Have Your Say

3rd July 2020

Over the past weeks and months, our newsletter has touched on many ideas which relate not just to needlework, but to our life and well-being in general. This week we’re sharing some of the wonderful stories and thoughtful comments we’ve received in response:

Linda Hagar

Linda responded to our article in All Stitched Up! issue #236 encouraging people to share their love of needlework by taking their stitching with them when they ventured out. She said that the article: 

‘…reminds me of when I left Melbourne and went to live in London for a couple of years. While there, I joined the London Branch of The Embroiderers’ Guild which started me off on this wonderful passion.

My family lived in Manchester and I would sometimes travel up by train. I always had a bit of something to do on the journey but on one trip home to London, I sat next to a younger lady, took out my work and started.

She gave a sigh and immediately said that she was so glad to see me stitching. She then promptly pulled out her work which she had been reluctant to do on the train.

As you can imagine, the return journey took no time at all with chatting and stitching. My only regret is that we didn’t exchange contact info.

Our stitching life is made up of such lovely encounters, isn’t it?’

It is all too common nowadays for people to spend their time in public places, eyes glued to their phones or digital devices. Yet your story is clear evidence of the serendipity that comes from taking out your stitching and opening yourself up to engage with the world. 

It reminds us of the William Butler Yeats quote: ‘There are no strangers here; only friends you haven’t yet met.’ Thankfully, stitching is one of the ways we can meet them.

Elizabeth Almond

We also received several responses in relation to our discussion of stewardship in All Stitched Up! issue #237. Elizabeth, of Blackwork Journey fame, wrote:

‘Looking after the skills that we have worked so hard for is not enough as far as I am concerned. Children rarely learn embroidery skills from grandparents and schools have extreme pressures on their time.

I think we have a responsibility to pass on our knowledge not only to the children, but to their parents.
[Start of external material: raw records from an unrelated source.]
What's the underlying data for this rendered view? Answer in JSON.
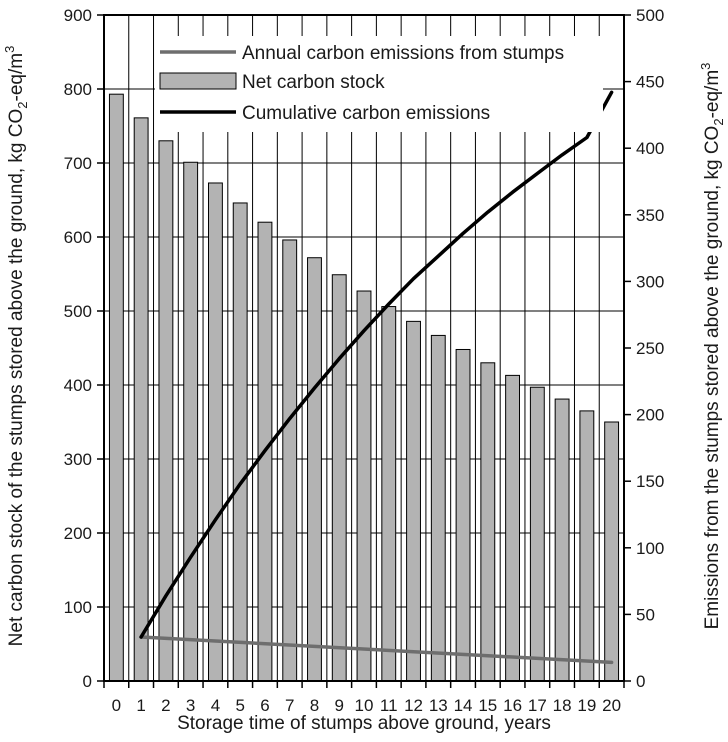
{
  "chart_data": {
    "type": "bar",
    "categories": [
      "0",
      "1",
      "2",
      "3",
      "4",
      "5",
      "6",
      "7",
      "8",
      "9",
      "10",
      "11",
      "12",
      "13",
      "14",
      "15",
      "16",
      "17",
      "18",
      "19",
      "20"
    ],
    "series": [
      {
        "name": "Net carbon stock",
        "type": "bar",
        "axis": "left",
        "color": "#b3b3b3",
        "values": [
          793,
          761,
          730,
          701,
          673,
          646,
          620,
          596,
          572,
          549,
          527,
          506,
          486,
          467,
          448,
          430,
          413,
          397,
          381,
          365,
          350
        ]
      },
      {
        "name": "Annual carbon emissions from stumps",
        "type": "line",
        "axis": "right",
        "color": "#6e6e6e",
        "x": [
          1,
          20
        ],
        "values": [
          33,
          14
        ]
      },
      {
        "name": "Cumulative carbon emissions",
        "type": "line",
        "axis": "right",
        "color": "#000000",
        "x": [
          1,
          2,
          3,
          4,
          5,
          6,
          7,
          8,
          9,
          10,
          11,
          12,
          13,
          14,
          15,
          16,
          17,
          18,
          19,
          20
        ],
        "values": [
          33,
          64,
          93,
          121,
          148,
          173,
          197,
          220,
          242,
          263,
          283,
          302,
          319,
          336,
          352,
          367,
          381,
          395,
          408,
          442
        ]
      }
    ],
    "ylabel_html": [
      "Net carbon stock of the stumps stored above the ground, kg CO",
      "2",
      "-eq/m",
      "3"
    ],
    "y2label_parts": [
      "Emissions from the stumps stored above the ground, kg CO",
      "2",
      "-eq/m",
      "3"
    ],
    "xlabel": "Storage time of stumps above ground, years",
    "ylim": [
      0,
      900
    ],
    "y2lim": [
      0,
      500
    ],
    "yticks": [
      "0",
      "100",
      "200",
      "300",
      "400",
      "500",
      "600",
      "700",
      "800",
      "900"
    ],
    "y2ticks": [
      "0",
      "50",
      "100",
      "150",
      "200",
      "250",
      "300",
      "350",
      "400",
      "450",
      "500"
    ],
    "grid": true,
    "legend_position": "top",
    "legend": [
      "Annual carbon emissions from stumps",
      "Net carbon stock",
      "Cumulative carbon emissions"
    ]
  }
}
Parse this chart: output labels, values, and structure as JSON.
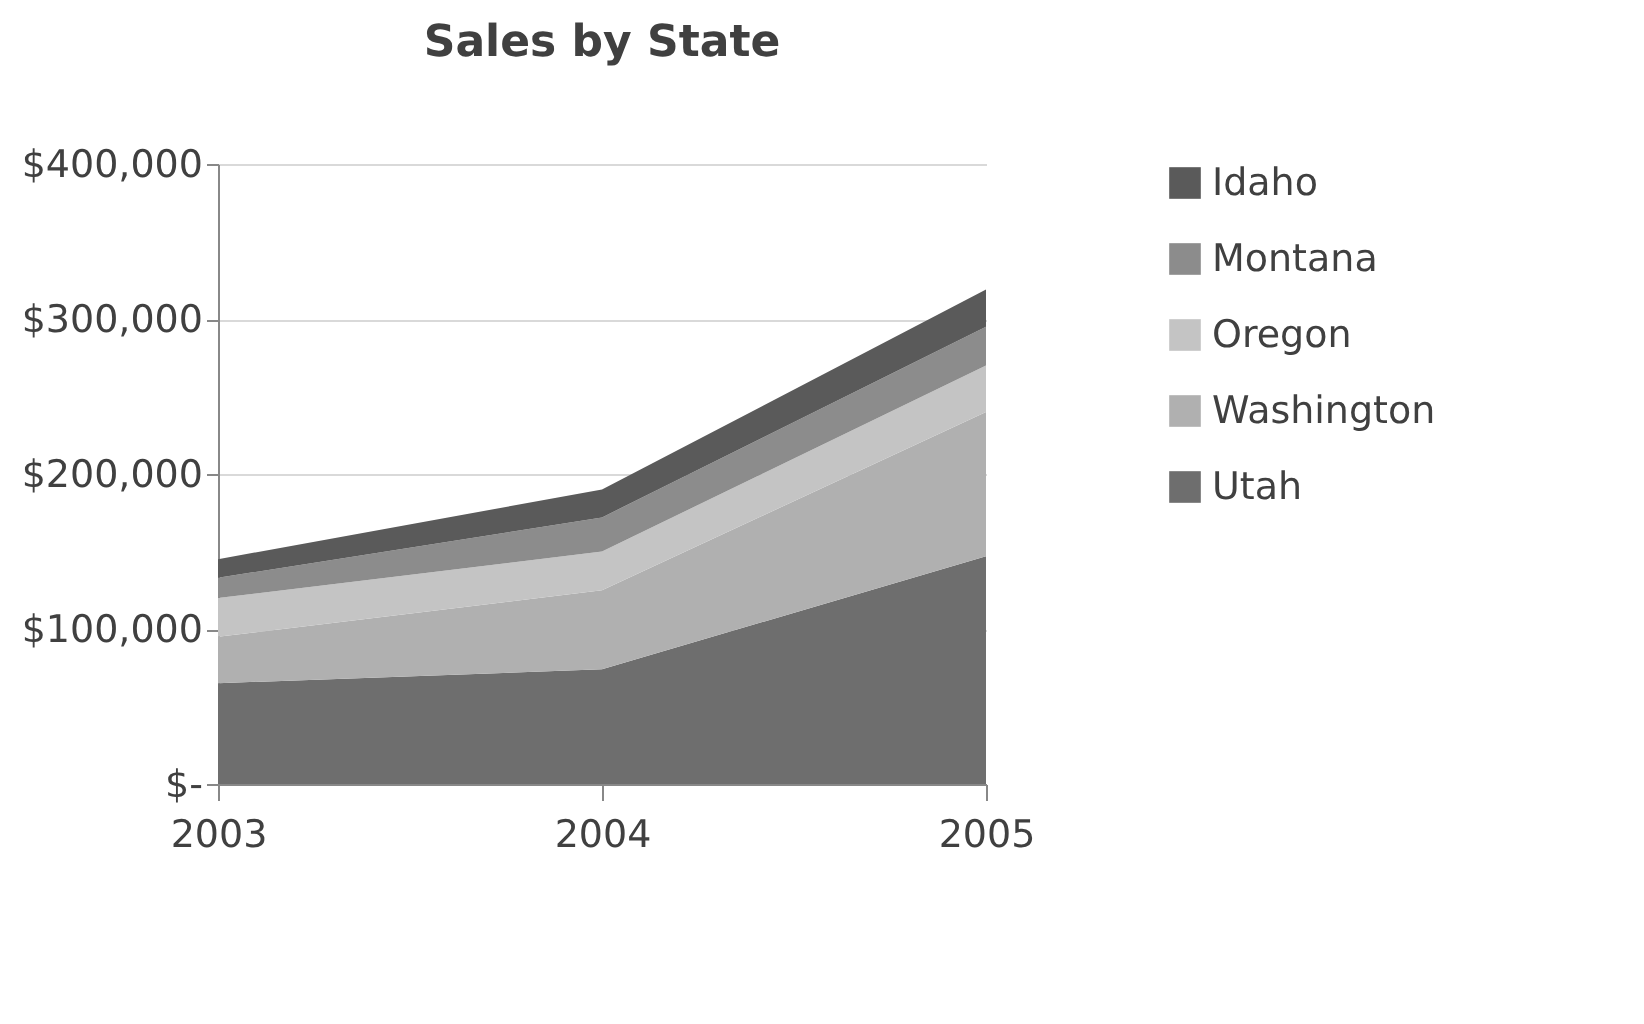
{
  "chart_data": {
    "type": "area",
    "title": "Sales by State",
    "categories": [
      "2003",
      "2004",
      "2005"
    ],
    "stacked": true,
    "series": [
      {
        "name": "Utah",
        "color": "#6e6e6e",
        "values": [
          65000,
          74000,
          147000
        ]
      },
      {
        "name": "Washington",
        "color": "#b0b0b0",
        "values": [
          30000,
          51000,
          93000
        ]
      },
      {
        "name": "Oregon",
        "color": "#c4c4c4",
        "values": [
          25000,
          25000,
          30000
        ]
      },
      {
        "name": "Montana",
        "color": "#8c8c8c",
        "values": [
          13000,
          22000,
          25000
        ]
      },
      {
        "name": "Idaho",
        "color": "#5a5a5a",
        "values": [
          12000,
          18000,
          24000
        ]
      }
    ],
    "ylim": [
      0,
      400000
    ],
    "yticks": [
      {
        "value": 0,
        "label": "$-"
      },
      {
        "value": 100000,
        "label": "$100,000"
      },
      {
        "value": 200000,
        "label": "$200,000"
      },
      {
        "value": 300000,
        "label": "$300,000"
      },
      {
        "value": 400000,
        "label": "$400,000"
      }
    ],
    "grid": "y",
    "legend": "right"
  }
}
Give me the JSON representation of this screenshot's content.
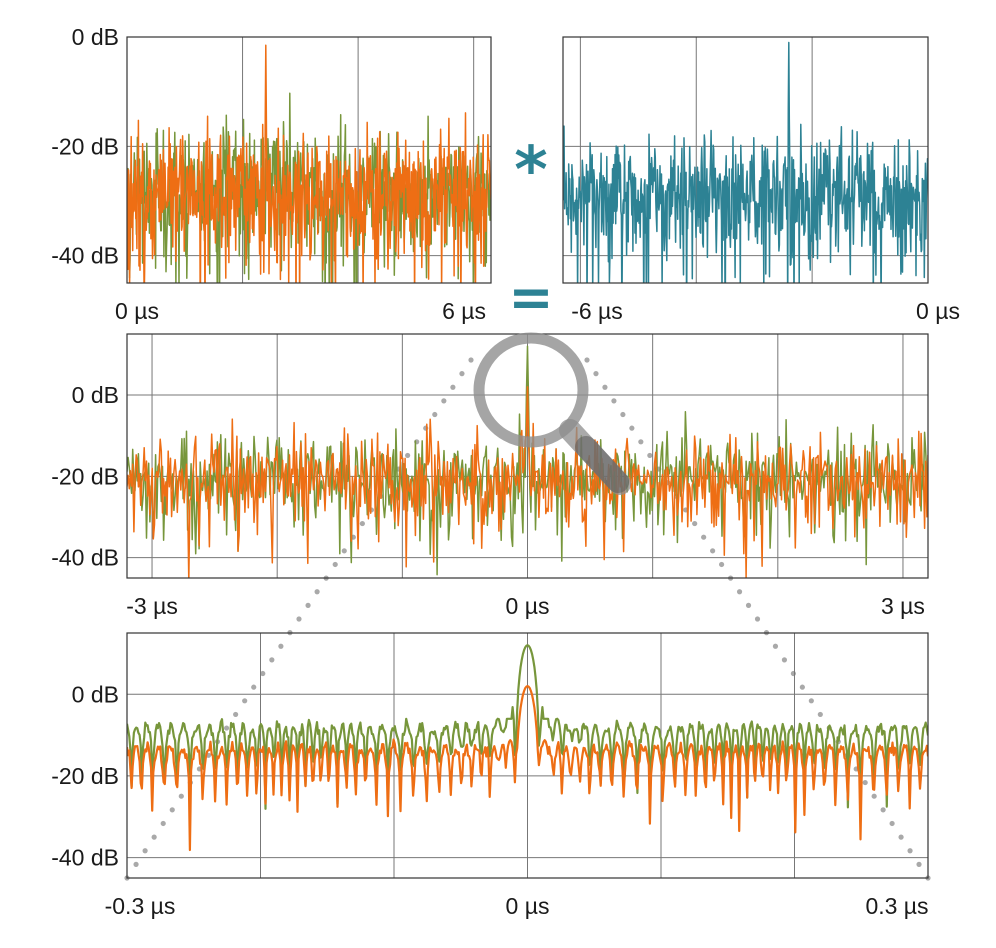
{
  "colors": {
    "green": "#77963b",
    "orange": "#ee6e14",
    "teal": "#2d8294",
    "dots": "#a9a9a9",
    "magnifier": "#8e8e8e"
  },
  "operators": {
    "convolve": "*",
    "equals": "="
  },
  "icons": [
    "magnifier-icon"
  ],
  "chart_data": [
    {
      "id": "top-left",
      "type": "line",
      "x_unit": "µs",
      "xlim": [
        0,
        6.3
      ],
      "ylim": [
        -45,
        0
      ],
      "x_ticks": [
        0,
        6
      ],
      "x_tick_labels": [
        "0 µs",
        "6 µs"
      ],
      "y_ticks": [
        0,
        -20,
        -40
      ],
      "y_tick_labels": [
        "0 dB",
        "-20 dB",
        "-40 dB"
      ],
      "x_grid": [
        0,
        2,
        4,
        6
      ],
      "grid": true,
      "noise_floor_db": -28,
      "peaks": [
        {
          "x": 2.4,
          "y": -1.5
        }
      ],
      "series": [
        {
          "color": "green",
          "values_summary": "noise around -28 dB, range -45 to -10 dB"
        },
        {
          "color": "orange",
          "values_summary": "noise around -28 dB, peak -1.5 dB at 2.4 µs"
        }
      ]
    },
    {
      "id": "top-right",
      "type": "line",
      "x_unit": "µs",
      "xlim": [
        -6.3,
        0
      ],
      "ylim": [
        -45,
        0
      ],
      "x_ticks": [
        -6,
        0
      ],
      "x_tick_labels": [
        "-6 µs",
        "0 µs"
      ],
      "x_grid": [
        -6,
        -4,
        -2,
        0
      ],
      "grid": true,
      "noise_floor_db": -28,
      "peaks": [
        {
          "x": -2.4,
          "y": -1
        }
      ],
      "series": [
        {
          "color": "teal",
          "values_summary": "noise around -28 dB, peak -1 dB at -2.4 µs"
        }
      ]
    },
    {
      "id": "middle",
      "type": "line",
      "x_unit": "µs",
      "xlim": [
        -3.2,
        3.2
      ],
      "ylim": [
        -45,
        15
      ],
      "x_ticks": [
        -3,
        0,
        3
      ],
      "x_tick_labels": [
        "-3 µs",
        "0 µs",
        "3 µs"
      ],
      "y_ticks": [
        0,
        -20,
        -40
      ],
      "y_tick_labels": [
        "0 dB",
        "-20 dB",
        "-40 dB"
      ],
      "x_grid": [
        -3,
        -2,
        -1,
        0,
        1,
        2,
        3
      ],
      "grid": true,
      "noise_floor_db": -20,
      "peaks": [
        {
          "x": 0,
          "y": 12,
          "series": "green"
        },
        {
          "x": 0,
          "y": 2,
          "series": "orange"
        }
      ],
      "series": [
        {
          "color": "green",
          "values_summary": "noise around -20 dB, peak 12 dB at 0 µs"
        },
        {
          "color": "orange",
          "values_summary": "noise around -20 dB, peak 2 dB at 0 µs"
        }
      ]
    },
    {
      "id": "bottom",
      "type": "line",
      "x_unit": "µs",
      "xlim": [
        -0.3,
        0.3
      ],
      "ylim": [
        -45,
        15
      ],
      "x_ticks": [
        -0.3,
        0,
        0.3
      ],
      "x_tick_labels": [
        "-0.3 µs",
        "0 µs",
        "0.3 µs"
      ],
      "y_ticks": [
        0,
        -20,
        -40
      ],
      "y_tick_labels": [
        "0 dB",
        "-20 dB",
        "-40 dB"
      ],
      "x_grid": [
        -0.2,
        -0.1,
        0,
        0.1,
        0.2
      ],
      "grid": true,
      "peaks": [
        {
          "x": 0,
          "y": 12,
          "series": "green"
        },
        {
          "x": 0,
          "y": 2,
          "series": "orange"
        }
      ],
      "series": [
        {
          "color": "green",
          "values_summary": "sinc-like sidelobes around -12 dB, main lobe 12 dB at 0 µs"
        },
        {
          "color": "orange",
          "values_summary": "sinc-like sidelobes around -17 dB, main lobe 2 dB at 0 µs"
        }
      ]
    }
  ]
}
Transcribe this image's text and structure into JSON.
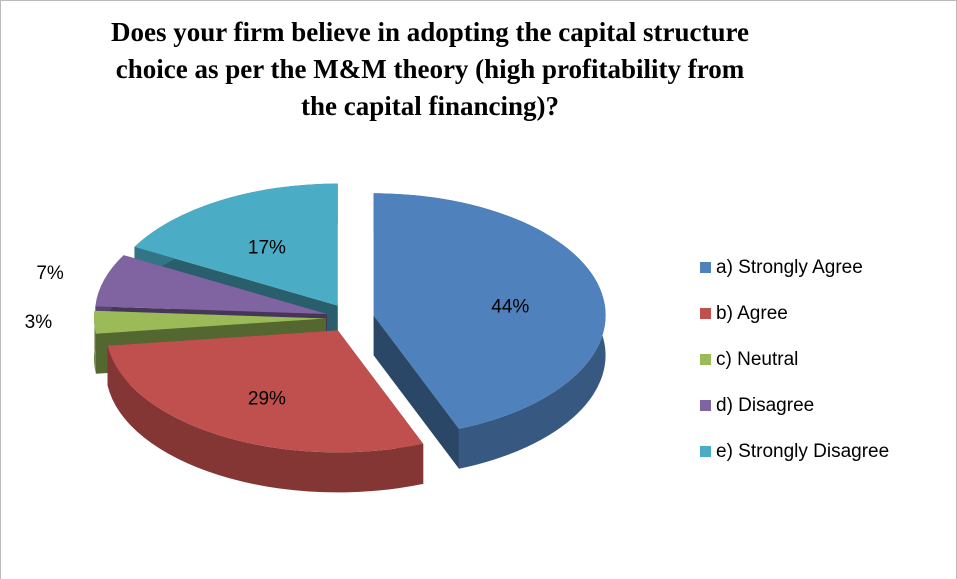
{
  "chart_data": {
    "type": "pie",
    "title": "Does your firm believe in adopting the capital structure choice as per the M&M theory (high profitability from the capital financing)?",
    "categories": [
      "a) Strongly Agree",
      "b) Agree",
      "c) Neutral",
      "d) Disagree",
      "e) Strongly Disagree"
    ],
    "values": [
      44,
      29,
      3,
      7,
      17
    ],
    "value_labels": [
      "44%",
      "29%",
      "3%",
      "7%",
      "17%"
    ],
    "colors": [
      "#4f81bd",
      "#c0504d",
      "#9bbb59",
      "#8064a2",
      "#4bacc6"
    ],
    "legend": "right"
  }
}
I taught in schools and college for many years and now run a needlework website. It is a privilege to be able to pass on the knowledge that I have gained and to see the photographs of work completed, whether it is from someone new to needlework or an experienced embroiderer.

Needlework brings people together and in very difficult times it can be a lifeline. The internet and publications such as ‘Inspirations’ play a big part in uniting that community, but the role of the teachers and designers who work so hard should never be underestimated.’

Liz your skill and generosity when it comes to sharing your knowledge is immense – thank you for all you do.

Luckily, Liz is not the only one as there are many people out there like Liz who regard embroidery as a common good, to be enjoyed by as many people as possible. We learn through sharing and through sharing, we protect our skills for future generations.

Anna Scott teaching at the Beating Around the Bush needlework convention

Mendie Cannon

‘I steward my love of needle and thread by teaching classes whenever and wherever I can. I teach Brazilian Embroidery as well as having a small shop in my home so I can provide my students with the supplies they need.

One further thing I would like to do stems from a longstanding dream of mine. I’d love to open a museum dedicated to the hand needle arts of the 20th and 21st centuries and beyond.

I tell everyone about this dream in the hope someone will know someone who can help on the financial front! The thought of our needle art ending up in charity stores or thrift shops breaks my heart. I would love to tell people to send me whatever is not wanted so I can put it on display. Perhaps one day…’

Yours is a wonderful dream Mendie, and one we have heard frequently. There is nothing so sad as seeing a piece of embroidery, stacked in a second-hand shop with a price tag on it so low it hurts. The hours of love and care which went into the piece, not to mention the pride in its completion, are lost in the undervalued price. 

If only there were a way to protect that small act of creation and the human effort which went into it. We might not be able build an enormous museum and archive, but what we can do is protect the love, the care and the pride by ensuring it continues for generations to come.

Thank you for all your responses as always. We love hearing from you. It is thanks to all of you that we can gather together and continue to share our passion. Every single one of you is part of the process, each time you thread that needle.